Mais l’hypothèse émise par Mercutt lui semblait fort plausible.

4
    Lady Augusta Balantyne appréhendait la matinée qui s’annonçait.
Elle avait décidé de ne pas différer plus longtemps sa visite à sa fille, pour
lui dire tout net ce qu’elle pensait de son comportement. Christina et son mari,
Alan Ross, venaient dîner chez eux le soir même, mais ce qu’Augusta avait à
dire à Christina était d’ordre strictement privé. Comme par le passé, lorsqu’elle
avait eu à s’occuper des écarts de conduite de leur fille, Augusta avait la
ferme intention de laisser son époux à l’écart de tout cela. Le général
Balantyne était peut-être un tacticien de génie, lorsqu’il commandait une
canonnade ou une charge de cavalerie, mais dès lors que la bataille concernait
les sentiments et l’éventualité d’un scandale, il était notoirement incompétent.
    Durant le petit déjeuner, Augusta s’en tint à une
conversation polie, se contentant des banalités d’usage. Le général, de son
côté, se garda bien d’évoquer les meurtres de Devil’s Acre, qui faisaient la
une de tous les journaux, pour ne pas choquer son épouse, sans se rendre compte
qu’elle les avait déjà lus.
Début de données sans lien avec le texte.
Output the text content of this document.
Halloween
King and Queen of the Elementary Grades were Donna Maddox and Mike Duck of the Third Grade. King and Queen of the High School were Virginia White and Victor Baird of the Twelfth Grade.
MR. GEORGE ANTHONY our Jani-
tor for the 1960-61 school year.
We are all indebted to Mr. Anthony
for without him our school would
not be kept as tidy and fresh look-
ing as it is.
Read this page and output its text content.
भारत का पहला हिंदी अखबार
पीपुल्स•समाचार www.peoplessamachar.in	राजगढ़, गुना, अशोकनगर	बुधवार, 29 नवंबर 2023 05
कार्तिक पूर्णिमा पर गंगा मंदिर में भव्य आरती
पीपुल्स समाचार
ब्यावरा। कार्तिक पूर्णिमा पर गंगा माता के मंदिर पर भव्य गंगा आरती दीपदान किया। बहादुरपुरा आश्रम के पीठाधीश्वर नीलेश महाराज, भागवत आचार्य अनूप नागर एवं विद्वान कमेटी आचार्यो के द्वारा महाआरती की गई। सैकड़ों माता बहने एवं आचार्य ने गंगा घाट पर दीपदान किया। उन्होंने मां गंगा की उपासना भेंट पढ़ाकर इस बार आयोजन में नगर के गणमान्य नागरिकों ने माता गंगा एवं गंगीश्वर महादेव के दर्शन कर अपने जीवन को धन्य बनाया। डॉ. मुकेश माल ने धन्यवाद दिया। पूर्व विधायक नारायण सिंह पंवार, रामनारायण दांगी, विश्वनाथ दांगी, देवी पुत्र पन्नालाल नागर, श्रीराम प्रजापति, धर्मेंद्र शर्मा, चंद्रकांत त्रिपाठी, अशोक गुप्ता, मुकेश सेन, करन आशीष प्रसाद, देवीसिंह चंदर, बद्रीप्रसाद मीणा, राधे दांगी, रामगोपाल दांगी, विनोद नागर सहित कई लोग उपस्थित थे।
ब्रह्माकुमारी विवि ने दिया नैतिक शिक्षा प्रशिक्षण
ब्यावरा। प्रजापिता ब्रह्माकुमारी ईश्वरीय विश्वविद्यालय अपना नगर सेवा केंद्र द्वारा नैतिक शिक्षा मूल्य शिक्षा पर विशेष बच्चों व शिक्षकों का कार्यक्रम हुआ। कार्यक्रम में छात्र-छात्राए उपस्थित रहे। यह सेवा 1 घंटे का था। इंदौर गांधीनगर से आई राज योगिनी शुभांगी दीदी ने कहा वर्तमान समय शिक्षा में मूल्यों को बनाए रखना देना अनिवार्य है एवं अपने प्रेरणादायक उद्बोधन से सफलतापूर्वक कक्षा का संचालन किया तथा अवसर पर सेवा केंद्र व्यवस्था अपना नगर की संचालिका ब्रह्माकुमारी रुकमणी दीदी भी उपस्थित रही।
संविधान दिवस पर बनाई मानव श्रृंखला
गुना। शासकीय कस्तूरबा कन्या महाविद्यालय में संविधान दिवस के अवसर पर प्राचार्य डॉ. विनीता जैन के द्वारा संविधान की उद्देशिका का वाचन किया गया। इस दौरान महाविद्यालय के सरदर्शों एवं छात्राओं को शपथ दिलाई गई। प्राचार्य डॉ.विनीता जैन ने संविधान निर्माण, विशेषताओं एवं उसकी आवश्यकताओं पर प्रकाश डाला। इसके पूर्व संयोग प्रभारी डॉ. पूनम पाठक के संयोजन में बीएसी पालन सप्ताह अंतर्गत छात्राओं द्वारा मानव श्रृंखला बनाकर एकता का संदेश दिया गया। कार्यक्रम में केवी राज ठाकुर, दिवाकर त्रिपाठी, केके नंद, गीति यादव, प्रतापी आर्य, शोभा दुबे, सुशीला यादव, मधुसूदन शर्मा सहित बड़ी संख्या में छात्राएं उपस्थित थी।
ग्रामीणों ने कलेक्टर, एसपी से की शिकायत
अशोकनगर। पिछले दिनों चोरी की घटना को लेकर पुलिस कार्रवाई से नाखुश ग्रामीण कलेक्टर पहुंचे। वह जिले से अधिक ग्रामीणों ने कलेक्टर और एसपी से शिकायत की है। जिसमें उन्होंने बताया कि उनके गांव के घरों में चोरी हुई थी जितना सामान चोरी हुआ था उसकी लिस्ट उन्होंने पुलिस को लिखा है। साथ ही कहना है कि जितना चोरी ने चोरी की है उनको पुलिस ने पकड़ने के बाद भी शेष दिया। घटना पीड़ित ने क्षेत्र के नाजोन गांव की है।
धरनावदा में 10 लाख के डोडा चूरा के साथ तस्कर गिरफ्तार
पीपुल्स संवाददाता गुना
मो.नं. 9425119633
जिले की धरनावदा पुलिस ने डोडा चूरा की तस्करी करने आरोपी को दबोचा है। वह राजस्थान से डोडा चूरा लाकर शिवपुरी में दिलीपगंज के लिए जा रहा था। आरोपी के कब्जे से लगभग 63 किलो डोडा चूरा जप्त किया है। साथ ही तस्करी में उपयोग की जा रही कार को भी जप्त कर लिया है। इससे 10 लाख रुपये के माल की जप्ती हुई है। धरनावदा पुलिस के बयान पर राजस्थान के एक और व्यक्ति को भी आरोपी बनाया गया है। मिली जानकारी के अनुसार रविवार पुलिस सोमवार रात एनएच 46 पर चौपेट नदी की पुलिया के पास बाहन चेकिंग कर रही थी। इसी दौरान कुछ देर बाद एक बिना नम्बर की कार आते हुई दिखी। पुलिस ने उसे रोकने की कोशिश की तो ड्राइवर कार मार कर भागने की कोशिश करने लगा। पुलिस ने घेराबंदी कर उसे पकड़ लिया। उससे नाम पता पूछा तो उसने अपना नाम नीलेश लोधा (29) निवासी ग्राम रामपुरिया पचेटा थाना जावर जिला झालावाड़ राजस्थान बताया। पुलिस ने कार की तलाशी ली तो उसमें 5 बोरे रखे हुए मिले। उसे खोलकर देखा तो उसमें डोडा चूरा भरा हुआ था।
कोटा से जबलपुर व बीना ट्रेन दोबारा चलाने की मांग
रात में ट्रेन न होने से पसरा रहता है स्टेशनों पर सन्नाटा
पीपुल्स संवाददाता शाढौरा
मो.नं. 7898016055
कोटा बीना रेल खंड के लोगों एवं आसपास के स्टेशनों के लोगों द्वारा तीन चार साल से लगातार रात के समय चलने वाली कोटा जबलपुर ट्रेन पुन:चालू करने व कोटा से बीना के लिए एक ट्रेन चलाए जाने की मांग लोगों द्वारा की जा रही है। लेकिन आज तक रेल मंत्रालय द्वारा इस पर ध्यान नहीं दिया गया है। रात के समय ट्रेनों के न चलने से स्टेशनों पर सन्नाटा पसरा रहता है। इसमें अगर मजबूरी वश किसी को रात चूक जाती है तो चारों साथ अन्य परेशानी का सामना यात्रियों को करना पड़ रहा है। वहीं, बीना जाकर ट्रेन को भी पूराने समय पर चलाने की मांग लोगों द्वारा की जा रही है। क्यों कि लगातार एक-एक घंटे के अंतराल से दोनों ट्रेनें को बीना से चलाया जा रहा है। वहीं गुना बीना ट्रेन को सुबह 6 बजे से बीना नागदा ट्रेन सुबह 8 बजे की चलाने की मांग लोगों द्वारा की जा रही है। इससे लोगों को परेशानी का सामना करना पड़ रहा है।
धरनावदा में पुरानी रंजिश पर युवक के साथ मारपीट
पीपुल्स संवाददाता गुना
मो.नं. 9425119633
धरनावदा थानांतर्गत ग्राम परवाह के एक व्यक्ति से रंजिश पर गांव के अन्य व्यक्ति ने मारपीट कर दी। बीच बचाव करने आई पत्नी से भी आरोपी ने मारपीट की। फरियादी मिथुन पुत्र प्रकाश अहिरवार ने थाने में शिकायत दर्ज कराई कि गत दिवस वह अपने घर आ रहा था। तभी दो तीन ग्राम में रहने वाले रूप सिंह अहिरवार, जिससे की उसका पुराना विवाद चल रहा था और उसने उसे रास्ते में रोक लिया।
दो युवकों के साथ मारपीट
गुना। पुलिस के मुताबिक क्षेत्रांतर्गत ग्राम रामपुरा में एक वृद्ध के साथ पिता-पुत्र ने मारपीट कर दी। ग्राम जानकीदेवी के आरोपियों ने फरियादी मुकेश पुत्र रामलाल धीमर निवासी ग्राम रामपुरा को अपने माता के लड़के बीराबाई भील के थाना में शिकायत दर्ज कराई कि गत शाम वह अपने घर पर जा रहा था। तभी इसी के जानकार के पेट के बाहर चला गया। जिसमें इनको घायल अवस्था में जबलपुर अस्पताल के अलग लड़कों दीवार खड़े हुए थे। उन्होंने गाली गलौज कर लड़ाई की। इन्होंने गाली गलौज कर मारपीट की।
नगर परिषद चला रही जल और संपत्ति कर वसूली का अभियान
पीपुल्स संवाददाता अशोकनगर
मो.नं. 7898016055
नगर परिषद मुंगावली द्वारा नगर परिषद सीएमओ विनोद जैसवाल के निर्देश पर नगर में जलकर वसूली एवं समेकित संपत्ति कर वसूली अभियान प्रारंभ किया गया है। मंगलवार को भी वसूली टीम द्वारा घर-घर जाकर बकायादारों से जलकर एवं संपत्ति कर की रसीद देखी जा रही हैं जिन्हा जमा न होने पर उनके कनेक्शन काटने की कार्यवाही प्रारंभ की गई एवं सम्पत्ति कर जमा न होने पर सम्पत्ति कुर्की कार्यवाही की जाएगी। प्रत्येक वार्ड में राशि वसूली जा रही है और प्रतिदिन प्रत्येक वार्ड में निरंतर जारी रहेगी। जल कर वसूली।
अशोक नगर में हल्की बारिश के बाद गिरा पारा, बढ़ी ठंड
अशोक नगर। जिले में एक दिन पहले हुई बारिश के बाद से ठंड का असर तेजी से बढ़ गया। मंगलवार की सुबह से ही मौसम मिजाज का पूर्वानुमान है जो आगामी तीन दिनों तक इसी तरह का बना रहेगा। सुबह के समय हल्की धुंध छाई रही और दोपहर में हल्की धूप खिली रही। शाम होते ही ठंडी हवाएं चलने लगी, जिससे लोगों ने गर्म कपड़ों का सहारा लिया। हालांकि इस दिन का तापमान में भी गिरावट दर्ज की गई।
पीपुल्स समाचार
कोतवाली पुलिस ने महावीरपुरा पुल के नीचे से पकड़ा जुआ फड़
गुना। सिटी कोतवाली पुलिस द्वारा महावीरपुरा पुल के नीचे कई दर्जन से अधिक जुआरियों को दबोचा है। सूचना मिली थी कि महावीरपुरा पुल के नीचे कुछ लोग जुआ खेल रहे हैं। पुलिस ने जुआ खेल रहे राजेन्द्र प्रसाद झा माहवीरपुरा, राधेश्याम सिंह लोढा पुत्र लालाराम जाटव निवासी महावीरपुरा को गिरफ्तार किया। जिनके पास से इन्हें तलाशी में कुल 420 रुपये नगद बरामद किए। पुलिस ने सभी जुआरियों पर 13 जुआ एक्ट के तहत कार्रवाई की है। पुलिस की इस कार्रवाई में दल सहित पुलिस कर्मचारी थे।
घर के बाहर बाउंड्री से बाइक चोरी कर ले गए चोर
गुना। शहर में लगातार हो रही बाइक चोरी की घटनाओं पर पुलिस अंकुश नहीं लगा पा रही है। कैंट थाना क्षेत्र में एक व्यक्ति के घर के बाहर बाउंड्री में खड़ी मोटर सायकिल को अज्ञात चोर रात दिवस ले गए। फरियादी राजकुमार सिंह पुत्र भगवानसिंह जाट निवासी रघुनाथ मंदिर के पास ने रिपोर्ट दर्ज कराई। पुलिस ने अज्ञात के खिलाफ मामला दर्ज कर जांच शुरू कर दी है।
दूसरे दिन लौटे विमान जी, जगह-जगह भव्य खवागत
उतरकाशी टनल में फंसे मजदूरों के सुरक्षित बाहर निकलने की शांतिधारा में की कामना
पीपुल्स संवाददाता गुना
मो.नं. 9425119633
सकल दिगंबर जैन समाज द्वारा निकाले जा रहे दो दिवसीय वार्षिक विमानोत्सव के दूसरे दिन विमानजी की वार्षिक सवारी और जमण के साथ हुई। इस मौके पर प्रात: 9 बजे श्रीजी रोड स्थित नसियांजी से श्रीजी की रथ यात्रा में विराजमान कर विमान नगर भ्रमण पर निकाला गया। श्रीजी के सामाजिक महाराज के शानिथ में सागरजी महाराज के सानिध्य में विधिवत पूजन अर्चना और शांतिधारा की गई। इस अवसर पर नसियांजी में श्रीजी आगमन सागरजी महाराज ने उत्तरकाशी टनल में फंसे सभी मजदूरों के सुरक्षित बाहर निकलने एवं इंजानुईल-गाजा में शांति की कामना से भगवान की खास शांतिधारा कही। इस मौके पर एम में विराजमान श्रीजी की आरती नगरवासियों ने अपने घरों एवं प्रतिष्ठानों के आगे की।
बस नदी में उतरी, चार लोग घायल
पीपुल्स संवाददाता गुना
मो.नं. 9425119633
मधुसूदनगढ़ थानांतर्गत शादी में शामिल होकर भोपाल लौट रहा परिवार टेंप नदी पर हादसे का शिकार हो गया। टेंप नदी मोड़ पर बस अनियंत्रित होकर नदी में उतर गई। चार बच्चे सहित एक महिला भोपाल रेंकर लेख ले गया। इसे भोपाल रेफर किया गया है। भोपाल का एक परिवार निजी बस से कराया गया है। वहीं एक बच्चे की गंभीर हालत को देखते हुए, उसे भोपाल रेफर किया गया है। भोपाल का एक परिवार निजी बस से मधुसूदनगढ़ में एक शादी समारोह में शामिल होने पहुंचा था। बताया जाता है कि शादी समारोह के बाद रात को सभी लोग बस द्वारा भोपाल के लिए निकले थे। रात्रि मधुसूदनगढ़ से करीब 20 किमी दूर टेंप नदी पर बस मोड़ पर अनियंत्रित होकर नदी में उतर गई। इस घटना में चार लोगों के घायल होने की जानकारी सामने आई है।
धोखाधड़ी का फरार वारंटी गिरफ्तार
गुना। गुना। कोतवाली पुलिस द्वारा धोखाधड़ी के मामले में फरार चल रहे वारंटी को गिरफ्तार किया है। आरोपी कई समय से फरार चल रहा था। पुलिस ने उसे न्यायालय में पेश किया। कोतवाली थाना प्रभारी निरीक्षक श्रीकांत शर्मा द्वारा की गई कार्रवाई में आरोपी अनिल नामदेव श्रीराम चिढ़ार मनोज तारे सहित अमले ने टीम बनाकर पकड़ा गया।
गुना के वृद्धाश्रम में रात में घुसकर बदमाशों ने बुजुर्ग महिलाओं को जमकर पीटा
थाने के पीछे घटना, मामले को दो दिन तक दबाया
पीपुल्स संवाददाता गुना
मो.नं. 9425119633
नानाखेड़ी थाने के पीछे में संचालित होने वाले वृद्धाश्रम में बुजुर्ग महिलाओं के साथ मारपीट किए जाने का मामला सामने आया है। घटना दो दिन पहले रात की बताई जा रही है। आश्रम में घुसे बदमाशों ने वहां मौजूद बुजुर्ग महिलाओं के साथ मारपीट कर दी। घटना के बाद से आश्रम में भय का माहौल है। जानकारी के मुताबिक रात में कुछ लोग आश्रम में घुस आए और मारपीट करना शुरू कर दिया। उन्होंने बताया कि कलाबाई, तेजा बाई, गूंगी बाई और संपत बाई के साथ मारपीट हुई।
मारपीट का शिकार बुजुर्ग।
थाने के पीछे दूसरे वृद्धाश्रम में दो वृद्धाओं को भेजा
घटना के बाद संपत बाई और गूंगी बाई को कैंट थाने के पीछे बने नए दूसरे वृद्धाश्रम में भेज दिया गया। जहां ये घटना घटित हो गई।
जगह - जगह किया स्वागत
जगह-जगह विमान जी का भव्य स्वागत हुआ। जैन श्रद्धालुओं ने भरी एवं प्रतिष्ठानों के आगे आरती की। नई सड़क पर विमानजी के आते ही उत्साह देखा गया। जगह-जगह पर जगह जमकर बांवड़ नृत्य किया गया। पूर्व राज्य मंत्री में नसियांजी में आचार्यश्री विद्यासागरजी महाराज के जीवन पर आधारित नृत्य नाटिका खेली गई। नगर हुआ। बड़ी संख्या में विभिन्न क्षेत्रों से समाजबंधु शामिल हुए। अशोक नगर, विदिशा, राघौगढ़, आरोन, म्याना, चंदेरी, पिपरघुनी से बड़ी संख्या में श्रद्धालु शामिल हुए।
Augusta ne chercha pas à aborder le sujet : cela
lui convenait très bien de le laisser dans l’ignorance, s’il y tenait.
    À dix heures, elle fit préparer son attelage et ordonna au
cocher de la conduire chez sa fille. Sa visite ne manqua pas d’étonner
Christina.
    — Maman ! Quelle surprise ! Je ne m’attendais
pas…
    — Bonjour, Christina.
    Lady Augusta entra sans se préoccuper, une fois n’est pas
coutume, de la fraîcheur des fleurs, de la présence de nouveaux bibelots, ni
même de la nouvelle toilette de sa fille. Elle lui avait déjà reproché ses dépenses
excessives ; désormais, c’était l’affaire d’Alan Ross. Aujourd’hui, un
souci infiniment plus sérieux l’habitait.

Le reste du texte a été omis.